Arla Foods has built something incredible: the world’s first zero-carbon dairy near Aylesbury, which was switched on for the first time this year.
The industrial sector has been in a similar state to the commercial market - very quiet until recently. There are signs of life, particularly in the distribution sector, with several large sheds starting on site including a £90m Sainsbury’s distribution centre in Warwickshire, Prologis Park in Bedfordshire and Orion Park in London.
And this traditionally less-than-glamorous sector is becoming more exciting too. Arla Foods has built the world’s first zero-carbon dairy near Aylesbury, which started operating earlier this year. The £150m facility can churn out 1 billion litres of milk a year, enough for the south-east of England. It gets to zero carbon by reducing energy use first - it is 70% more efficient than an equivalent state-of-the-art dairy. A lot of thought went into ensuring complementary processes were sited close together, refrigerated milk was stored in north-facing areas and gravity rather than pumps were used where possible.
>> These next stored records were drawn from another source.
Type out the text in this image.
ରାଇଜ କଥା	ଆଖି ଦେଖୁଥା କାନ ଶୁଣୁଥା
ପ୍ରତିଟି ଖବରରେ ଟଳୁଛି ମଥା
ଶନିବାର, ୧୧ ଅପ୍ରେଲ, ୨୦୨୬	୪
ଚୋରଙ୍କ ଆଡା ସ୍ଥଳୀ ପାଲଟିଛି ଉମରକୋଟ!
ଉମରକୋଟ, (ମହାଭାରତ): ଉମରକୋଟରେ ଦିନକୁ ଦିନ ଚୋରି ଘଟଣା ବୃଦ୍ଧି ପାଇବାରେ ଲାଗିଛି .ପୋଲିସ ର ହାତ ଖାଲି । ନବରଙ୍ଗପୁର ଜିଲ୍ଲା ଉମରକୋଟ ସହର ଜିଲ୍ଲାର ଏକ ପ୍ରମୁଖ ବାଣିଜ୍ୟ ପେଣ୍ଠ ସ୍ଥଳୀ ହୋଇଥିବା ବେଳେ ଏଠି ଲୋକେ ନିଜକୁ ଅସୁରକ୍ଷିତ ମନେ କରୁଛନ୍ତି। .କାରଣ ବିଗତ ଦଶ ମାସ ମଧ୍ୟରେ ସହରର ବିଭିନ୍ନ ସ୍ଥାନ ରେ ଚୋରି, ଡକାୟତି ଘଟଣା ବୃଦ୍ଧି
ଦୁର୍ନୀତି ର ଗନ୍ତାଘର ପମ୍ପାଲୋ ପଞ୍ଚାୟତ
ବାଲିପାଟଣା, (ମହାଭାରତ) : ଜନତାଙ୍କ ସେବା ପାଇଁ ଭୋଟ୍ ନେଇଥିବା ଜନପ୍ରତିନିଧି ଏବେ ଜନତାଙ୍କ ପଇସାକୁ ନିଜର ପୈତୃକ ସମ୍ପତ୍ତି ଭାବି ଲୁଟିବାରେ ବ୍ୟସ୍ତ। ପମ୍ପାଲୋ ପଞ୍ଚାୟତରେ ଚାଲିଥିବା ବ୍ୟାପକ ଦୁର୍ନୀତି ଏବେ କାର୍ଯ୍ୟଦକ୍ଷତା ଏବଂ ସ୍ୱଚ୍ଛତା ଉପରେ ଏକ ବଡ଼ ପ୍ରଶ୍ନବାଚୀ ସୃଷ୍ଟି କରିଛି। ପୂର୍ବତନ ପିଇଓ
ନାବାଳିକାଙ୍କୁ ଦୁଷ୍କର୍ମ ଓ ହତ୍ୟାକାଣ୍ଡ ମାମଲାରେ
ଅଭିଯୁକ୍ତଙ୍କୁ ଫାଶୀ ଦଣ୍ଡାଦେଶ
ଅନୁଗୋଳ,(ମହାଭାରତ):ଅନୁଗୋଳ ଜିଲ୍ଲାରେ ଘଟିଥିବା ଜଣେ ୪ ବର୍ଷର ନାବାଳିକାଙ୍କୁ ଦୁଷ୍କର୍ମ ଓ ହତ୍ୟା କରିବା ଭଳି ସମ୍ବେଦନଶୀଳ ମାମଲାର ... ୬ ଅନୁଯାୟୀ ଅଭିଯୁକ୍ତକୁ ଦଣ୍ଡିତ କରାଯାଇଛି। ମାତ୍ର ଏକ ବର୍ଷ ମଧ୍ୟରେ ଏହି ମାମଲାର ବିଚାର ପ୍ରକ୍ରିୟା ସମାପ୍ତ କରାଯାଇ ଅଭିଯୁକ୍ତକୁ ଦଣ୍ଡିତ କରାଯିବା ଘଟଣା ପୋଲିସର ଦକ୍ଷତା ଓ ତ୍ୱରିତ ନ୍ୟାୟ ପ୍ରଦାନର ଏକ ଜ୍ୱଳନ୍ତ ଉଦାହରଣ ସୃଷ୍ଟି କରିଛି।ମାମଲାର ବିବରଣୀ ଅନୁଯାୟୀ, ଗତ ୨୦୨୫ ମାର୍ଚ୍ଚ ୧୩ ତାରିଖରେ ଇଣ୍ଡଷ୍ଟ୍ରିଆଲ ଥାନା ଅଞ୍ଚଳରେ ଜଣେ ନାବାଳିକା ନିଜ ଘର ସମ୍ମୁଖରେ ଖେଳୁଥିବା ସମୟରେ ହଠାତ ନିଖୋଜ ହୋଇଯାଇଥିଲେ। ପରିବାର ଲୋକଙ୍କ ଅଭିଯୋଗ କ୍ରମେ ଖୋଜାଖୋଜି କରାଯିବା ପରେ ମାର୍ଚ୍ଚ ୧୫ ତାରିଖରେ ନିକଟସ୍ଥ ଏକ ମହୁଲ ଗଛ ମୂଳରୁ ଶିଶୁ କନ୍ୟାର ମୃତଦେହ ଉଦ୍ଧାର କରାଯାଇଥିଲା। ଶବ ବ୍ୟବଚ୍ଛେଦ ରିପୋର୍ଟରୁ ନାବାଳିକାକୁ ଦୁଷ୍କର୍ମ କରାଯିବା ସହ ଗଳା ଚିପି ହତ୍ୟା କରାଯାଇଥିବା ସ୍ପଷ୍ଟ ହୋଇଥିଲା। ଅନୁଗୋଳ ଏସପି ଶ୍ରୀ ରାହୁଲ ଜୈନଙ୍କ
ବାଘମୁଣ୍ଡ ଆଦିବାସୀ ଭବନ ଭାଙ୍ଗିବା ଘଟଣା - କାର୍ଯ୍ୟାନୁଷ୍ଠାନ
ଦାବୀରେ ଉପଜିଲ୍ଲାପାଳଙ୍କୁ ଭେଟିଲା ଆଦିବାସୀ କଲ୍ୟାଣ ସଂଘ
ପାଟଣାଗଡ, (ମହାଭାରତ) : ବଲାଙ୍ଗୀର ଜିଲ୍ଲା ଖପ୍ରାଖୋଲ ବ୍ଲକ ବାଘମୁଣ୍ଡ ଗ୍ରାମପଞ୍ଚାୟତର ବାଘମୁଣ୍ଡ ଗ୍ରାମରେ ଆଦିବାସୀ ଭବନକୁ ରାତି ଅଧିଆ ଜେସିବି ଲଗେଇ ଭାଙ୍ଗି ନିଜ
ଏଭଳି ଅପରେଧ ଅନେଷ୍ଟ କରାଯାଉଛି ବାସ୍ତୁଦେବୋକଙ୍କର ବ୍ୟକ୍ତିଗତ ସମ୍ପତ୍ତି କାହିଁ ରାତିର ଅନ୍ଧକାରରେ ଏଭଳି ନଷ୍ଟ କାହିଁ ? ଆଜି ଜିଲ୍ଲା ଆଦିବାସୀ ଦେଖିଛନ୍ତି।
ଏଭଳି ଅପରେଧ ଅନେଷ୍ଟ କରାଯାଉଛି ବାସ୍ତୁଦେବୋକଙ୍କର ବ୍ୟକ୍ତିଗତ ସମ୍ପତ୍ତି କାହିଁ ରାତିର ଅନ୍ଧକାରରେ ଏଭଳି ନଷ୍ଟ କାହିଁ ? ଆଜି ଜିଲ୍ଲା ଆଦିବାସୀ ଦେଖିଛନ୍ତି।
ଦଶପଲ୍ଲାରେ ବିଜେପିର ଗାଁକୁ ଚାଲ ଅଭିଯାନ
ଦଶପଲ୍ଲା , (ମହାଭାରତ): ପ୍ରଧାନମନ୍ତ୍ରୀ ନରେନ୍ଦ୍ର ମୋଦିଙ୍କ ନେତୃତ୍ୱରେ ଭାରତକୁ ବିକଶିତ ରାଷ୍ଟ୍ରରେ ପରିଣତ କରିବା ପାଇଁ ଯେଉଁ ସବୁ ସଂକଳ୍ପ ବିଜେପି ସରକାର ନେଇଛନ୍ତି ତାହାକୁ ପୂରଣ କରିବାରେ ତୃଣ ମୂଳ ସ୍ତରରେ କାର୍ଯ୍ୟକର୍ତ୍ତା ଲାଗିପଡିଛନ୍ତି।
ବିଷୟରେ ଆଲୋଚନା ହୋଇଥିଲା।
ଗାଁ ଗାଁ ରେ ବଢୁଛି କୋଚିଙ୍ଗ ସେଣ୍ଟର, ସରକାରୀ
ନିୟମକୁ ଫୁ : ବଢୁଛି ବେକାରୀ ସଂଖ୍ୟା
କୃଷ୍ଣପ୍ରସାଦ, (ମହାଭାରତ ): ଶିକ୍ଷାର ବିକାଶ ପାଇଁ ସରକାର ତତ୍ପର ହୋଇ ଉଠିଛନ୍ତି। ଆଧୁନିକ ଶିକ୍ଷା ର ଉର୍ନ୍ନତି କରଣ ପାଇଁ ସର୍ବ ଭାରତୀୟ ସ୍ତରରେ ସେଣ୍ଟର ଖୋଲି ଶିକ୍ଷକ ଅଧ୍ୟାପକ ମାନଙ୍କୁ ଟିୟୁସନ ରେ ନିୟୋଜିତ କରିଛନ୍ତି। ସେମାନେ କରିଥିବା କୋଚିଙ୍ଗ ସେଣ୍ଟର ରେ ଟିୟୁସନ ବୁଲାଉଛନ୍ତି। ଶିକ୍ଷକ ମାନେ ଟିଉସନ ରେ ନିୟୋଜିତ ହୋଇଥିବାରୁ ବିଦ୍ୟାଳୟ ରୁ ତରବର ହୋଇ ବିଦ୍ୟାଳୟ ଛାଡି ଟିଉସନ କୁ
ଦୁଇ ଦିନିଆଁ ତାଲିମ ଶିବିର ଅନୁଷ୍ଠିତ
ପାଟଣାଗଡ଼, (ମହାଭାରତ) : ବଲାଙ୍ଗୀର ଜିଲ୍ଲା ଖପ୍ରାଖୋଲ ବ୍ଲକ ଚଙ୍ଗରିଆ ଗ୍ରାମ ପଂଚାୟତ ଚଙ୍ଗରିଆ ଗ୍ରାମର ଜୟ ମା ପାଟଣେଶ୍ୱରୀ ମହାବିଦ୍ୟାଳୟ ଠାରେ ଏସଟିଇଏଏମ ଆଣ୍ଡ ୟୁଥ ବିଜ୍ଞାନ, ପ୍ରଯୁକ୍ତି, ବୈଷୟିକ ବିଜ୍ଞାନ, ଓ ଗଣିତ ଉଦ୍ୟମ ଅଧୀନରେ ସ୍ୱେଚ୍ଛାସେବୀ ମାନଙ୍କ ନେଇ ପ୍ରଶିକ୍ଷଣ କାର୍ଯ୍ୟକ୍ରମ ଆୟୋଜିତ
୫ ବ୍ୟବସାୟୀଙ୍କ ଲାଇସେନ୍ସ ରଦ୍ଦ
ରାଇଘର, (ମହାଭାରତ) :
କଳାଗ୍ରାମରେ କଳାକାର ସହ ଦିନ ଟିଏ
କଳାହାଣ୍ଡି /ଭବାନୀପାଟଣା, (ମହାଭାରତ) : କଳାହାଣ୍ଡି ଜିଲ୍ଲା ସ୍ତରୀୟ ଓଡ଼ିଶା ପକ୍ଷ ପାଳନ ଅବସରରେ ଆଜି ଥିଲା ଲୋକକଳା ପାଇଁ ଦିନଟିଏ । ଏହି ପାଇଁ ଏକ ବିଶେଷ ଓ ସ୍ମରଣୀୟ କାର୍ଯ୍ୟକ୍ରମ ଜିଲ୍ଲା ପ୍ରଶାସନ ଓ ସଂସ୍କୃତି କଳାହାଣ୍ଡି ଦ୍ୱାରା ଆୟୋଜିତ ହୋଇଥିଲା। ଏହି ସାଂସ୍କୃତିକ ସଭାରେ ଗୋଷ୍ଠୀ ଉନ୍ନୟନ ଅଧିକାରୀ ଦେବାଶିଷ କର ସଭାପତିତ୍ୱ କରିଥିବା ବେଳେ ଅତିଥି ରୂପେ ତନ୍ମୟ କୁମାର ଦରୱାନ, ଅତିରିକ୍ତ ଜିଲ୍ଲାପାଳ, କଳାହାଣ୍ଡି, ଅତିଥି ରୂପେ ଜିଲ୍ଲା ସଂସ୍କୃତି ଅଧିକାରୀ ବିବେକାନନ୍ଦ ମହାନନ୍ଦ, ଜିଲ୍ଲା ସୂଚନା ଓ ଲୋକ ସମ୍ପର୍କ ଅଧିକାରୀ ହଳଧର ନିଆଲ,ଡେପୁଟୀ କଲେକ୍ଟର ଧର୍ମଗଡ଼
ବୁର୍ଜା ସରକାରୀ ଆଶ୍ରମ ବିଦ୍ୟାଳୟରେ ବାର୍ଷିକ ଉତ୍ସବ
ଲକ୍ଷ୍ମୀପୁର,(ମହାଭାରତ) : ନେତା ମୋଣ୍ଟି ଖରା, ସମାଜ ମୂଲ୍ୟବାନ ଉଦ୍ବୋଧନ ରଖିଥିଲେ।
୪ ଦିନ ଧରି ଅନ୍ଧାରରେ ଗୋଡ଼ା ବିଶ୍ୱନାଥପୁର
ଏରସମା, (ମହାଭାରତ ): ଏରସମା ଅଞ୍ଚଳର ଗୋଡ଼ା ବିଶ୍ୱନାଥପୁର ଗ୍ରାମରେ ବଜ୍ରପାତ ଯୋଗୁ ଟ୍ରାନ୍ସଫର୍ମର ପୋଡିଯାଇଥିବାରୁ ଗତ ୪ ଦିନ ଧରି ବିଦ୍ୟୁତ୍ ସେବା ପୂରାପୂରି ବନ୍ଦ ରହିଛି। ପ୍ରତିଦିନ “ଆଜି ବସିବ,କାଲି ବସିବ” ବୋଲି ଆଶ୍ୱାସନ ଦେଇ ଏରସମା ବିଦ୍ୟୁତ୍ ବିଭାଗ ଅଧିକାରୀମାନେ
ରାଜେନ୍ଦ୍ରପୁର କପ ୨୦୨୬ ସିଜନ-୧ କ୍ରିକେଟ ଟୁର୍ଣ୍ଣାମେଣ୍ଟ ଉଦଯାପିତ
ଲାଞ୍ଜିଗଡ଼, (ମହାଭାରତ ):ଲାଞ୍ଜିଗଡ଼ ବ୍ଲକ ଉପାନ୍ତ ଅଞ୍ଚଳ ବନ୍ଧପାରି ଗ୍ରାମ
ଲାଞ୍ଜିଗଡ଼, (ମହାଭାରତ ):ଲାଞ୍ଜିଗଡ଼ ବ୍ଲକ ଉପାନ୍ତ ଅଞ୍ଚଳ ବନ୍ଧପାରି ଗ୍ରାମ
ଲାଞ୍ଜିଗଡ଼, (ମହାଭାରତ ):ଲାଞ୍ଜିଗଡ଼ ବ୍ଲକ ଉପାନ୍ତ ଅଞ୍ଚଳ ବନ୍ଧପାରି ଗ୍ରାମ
And heat and power come from CHP, which is partially powered using biogas produced from waste milk products via an aerobic digester.
Remaining emissions will be mitigated by measures that could include supplying low-carbon heat and power to an adjacent business park and using waste heat from refrigeration units to heat buildings locally.
The project demonstrates that zero-carbon factories can be a reality - an achievement that the government should note as it ponders how to make all new buildings zero-carbon from 2019.